Galatea aveva diligentemente atteso il tramonto per recarsi al punto di ritrovo che aveva concordato con Kanon quello stesso giorno, prima che lui si recasse all’incontro che lo avrebbe reso protagonista di fronte a tutto il Tempio.
Era estremamente sicura che sarebbe riuscito a prevalere sul suo Gemello e conquistare la Cloth per la quale si sarebbero scontrati. Eppure…
Una strana sensazione di vuoto si stava impadronendo di lei, pian piano che il tempo passava e che il sole spariva al di là del promontorio, rendendo il paesaggio attorno a lei sempre più cupo.
“Arriverà, magari è solo in ritardo…” Iniziò a pensare, finendo poi per preoccuparsi ulteriormente quando le sfumature arancioni iniziavano via via a scemare.
Almeno fino a che non vide una figura famigliare camminarle incontro.
La ragazza si alzò di scatto, sciogliendo un po’ la tensione che aveva iniziato a serrarle lo stomaco e finì di torturarsi l’unghia del pollice mentre si alzava da terra, dove si era seduta con la schiena contro la roccia che, oscurava la sua visuale a qualsiasi persona fosse capitata lì.
Ma c’era qualcosa di strano nell’andatura del nuovo venuto, nonostante fosse fasciato da quella che, riconosceva essere, l’armatura dei Gemelli. Riconobbe l’elmo, adornato ai lati da due facce complementari, come la cascata di capelli biondi che risplendevano sotto il tramonto, incredibilmente simili all’oro della Cloth, che rifulgeva sotto il bagliore del Tempio.

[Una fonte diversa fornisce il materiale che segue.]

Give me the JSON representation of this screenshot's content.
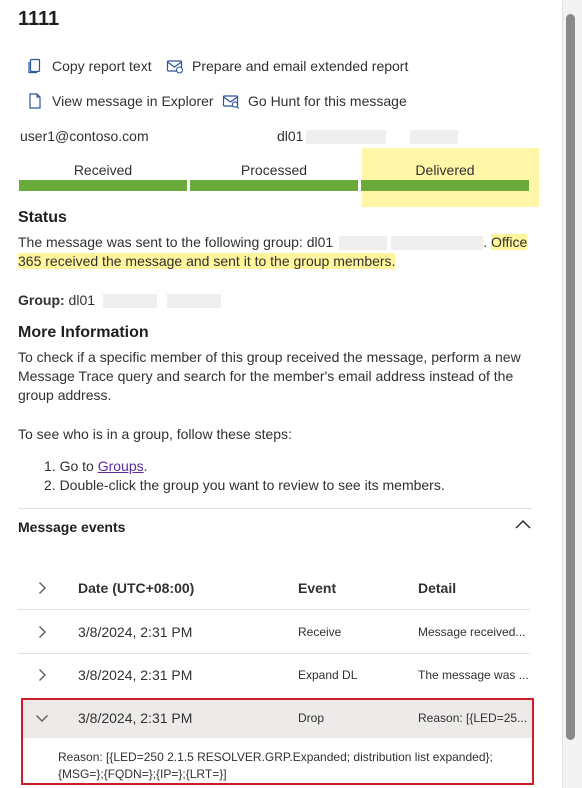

Il volto del ragazzo era in penombra, colpa appunto del grande elmo che gli ricadeva sulla fronte, ma gli occhi verdi non sorridevano nonostante le sue labbra fossero leggermente piegate all’insù.
Galatea rimase ad osservarlo, fino a che non le fu di fronte, a fronteggiarla con la sua quasi imponente altezza. E fu estremamente sicura che quello di fronte a sé non fosse assolutamente Kanon. Non sarebbe giunto così composto. Conoscendolo si sarebbe lanciato verso di lei a braccia aperte, per gioire insieme della sua incredibile conquista.
Non disse nulla però, la sua espressione la diceva lunga sul suo disappunto, ma d'altronde non era colpa di Saga se il suo gemello non era riuscito a batterlo. Ma lei era incredibilmente amareggiata da come erano andate le cose e strinse i pungi mentre cercava di sorreggere lo sguardo quasi dispiaciuto di lui.
«Mi ha detto dove trovarti…» iniziò, senza esprimere il soggetto di quella frase, sapendo che la ragazza avrebbe capito perfettamente di chi parlasse.
«Quindi non ce l’ha fatta» rispose lei, senza un’intonazione particolare nella voce.
Saga rimase in silenzio, scrutandola con uno sguardo in un misto tra la curiosità e la rassegnazione.
«Mi dispiace» concluse poi, dopo qualche secondo, aspettandosi quasi di vederla scoppiare in lacrime. Invece lei rimase ferma al suo posto, rigida come mai era stata prima d’ora, e capì che si stava sforzando non poco di rimanere impassibile. Ma questo agli occhi di Saga le rese onore. Sapeva che stava ricevendo l’apprendistato per diventare un Saint, anche se di rango inferiore al suo, quindi molto probabilmente non si sarebbe mai fatta vedere vulnerabile da lui, o da chiunque altro. Forse si sarebbe sfogata in solitaria, ma lui non volle infierire.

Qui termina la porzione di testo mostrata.